Chamath Palihapitiya expected to become Chair of Akili's Board of Directors upon transaction close. Akili announced the nominees for its future board of directors, effective upon the closing of Akili's business combination with SCS. Akili's public company board of directors is expected to consist of seven directors, with several new and recent additions, including William (BJ) Jones, Christine Lemke, Ken Ehlert, and Chamath Palihapitiya. Nominees also include existing Akili directors Bharatt Chowrira, Adam Gazzale and Eddie Martucci. The Closing is subject to the satisfaction or waiver of certain closing conditions contained in the Merger Agreement, approval by SCS's and Akili's shareholders, regulatory approvals, expiration or termination of the waiting period under the Hart-Scott-Rodino Antitrust Improvements Act, as amended, SCS have at least $5,000,001 of net tangible assets upon the closing, receipt of approval for listing on Nasdaq the shares of SCS Common Stock to be issued in connection with the business combination, effectiveness of the registration statement on Form S-4 to be filed by SCS in connection with the business combination and other customary closing conditions.

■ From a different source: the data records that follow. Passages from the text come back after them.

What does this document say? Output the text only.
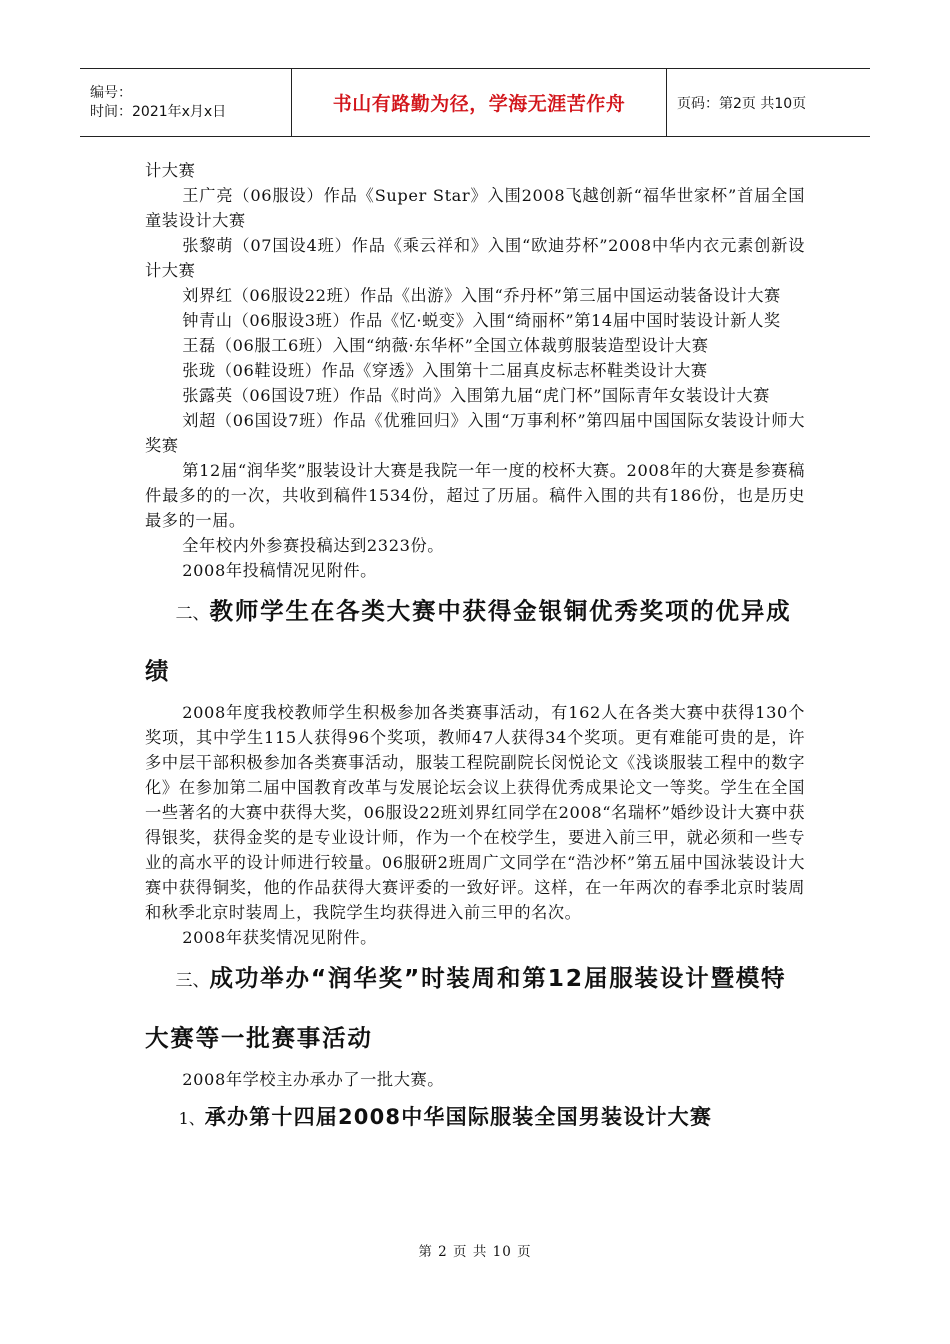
编号：
时间：2021年x月x日	书山有路勤为径，学海无涯苦作舟	页码：第2页 共10页

计大赛

王广亮（06服设）作品《Super Star》入围2008飞越创新“福华世家杯”首届全国童装设计大赛

张黎萌（07国设4班）作品《乘云祥和》入围“欧迪芬杯”2008中华内衣元素创新设计大赛

刘界红（06服设22班）作品《出游》入围“乔丹杯”第三届中国运动装备设计大赛

钟青山（06服设3班）作品《忆·蜕变》入围“绮丽杯”第14届中国时装设计新人奖

王磊（06服工6班）入围“纳薇·东华杯”全国立体裁剪服装造型设计大赛

张珑（06鞋设班）作品《穿透》入围第十二届真皮标志杯鞋类设计大赛

张露英（06国设7班）作品《时尚》入围第九届“虎门杯”国际青年女装设计大赛

刘超（06国设7班）作品《优雅回归》入围“万事利杯”第四届中国国际女装设计师大奖赛

第12届“润华奖”服装设计大赛是我院一年一度的校杯大赛。2008年的大赛是参赛稿件最多的的一次，共收到稿件1534份，超过了历届。稿件入围的共有186份，也是历史最多的一届。

全年校内外参赛投稿达到2323份。

2008年投稿情况见附件。

二、教师学生在各类大赛中获得金银铜优秀奖项的优异成绩

2008年度我校教师学生积极参加各类赛事活动，有162人在各类大赛中获得130个奖项，其中学生115人获得96个奖项，教师47人获得34个奖项。更有难能可贵的是，许多中层干部积极参加各类赛事活动，服装工程院副院长闵悦论文《浅谈服装工程中的数字化》在参加第二届中国教育改革与发展论坛会议上获得优秀成果论文一等奖。学生在全国一些著名的大赛中获得大奖，06服设22班刘界红同学在2008“名瑞杯”婚纱设计大赛中获得银奖，获得金奖的是专业设计师，作为一个在校学生，要进入前三甲，就必须和一些专业的高水平的设计师进行较量。06服研2班周广文同学在“浩沙杯”第五届中国泳装设计大赛中获得铜奖，他的作品获得大赛评委的一致好评。这样，在一年两次的春季北京时装周和秋季北京时装周上，我院学生均获得进入前三甲的名次。

2008年获奖情况见附件。

三、成功举办“润华奖”时装周和第12届服装设计暨模特大赛等一批赛事活动

2008年学校主办承办了一批大赛。

1、承办第十四届2008中华国际服装全国男装设计大赛
第 2 页 共 10 页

The proposed business combination, which has been unanimously approved by the Boards of Directors of both Akili and SCS. SCS shareholders approved the transaction in an Extraordinary General Meeting held on August 18, 2022. The transaction is expected to close in mid-2022. Akili plans to use the net proceeds to help fund the Company's go-to-market strategy, to further advance its pipeline of prescription digital therapeutics targeting a range of chronic and acute cognitive disorders, and for other general corporate purposes.

Morgan Stanley & Co. LLC (“Morgan Stanley”) and Cowen and Company, LLC (“Cowen”) are serving as financial advisors to Akili. Arthur R. McGivern, Daniel J. Espinoza and Sarah Ashfaq of Goodwin Procter LLP is serving as legal counsel to Akili. Raaj S. of Wachtell, Lipton, Rosen & Katz is serving as legal advisor to SCS. Morrow & Co., LLC acted as proxy solicitor and Social Capital has agreed to pay Morrow Sodali LLC a fee of $32,500, plus disbursements. Continental Stock Transfer & Trust Company acted as transfer agent to SCS. KPMG LLP provided tax, commercial and financial due diligence services to SCS.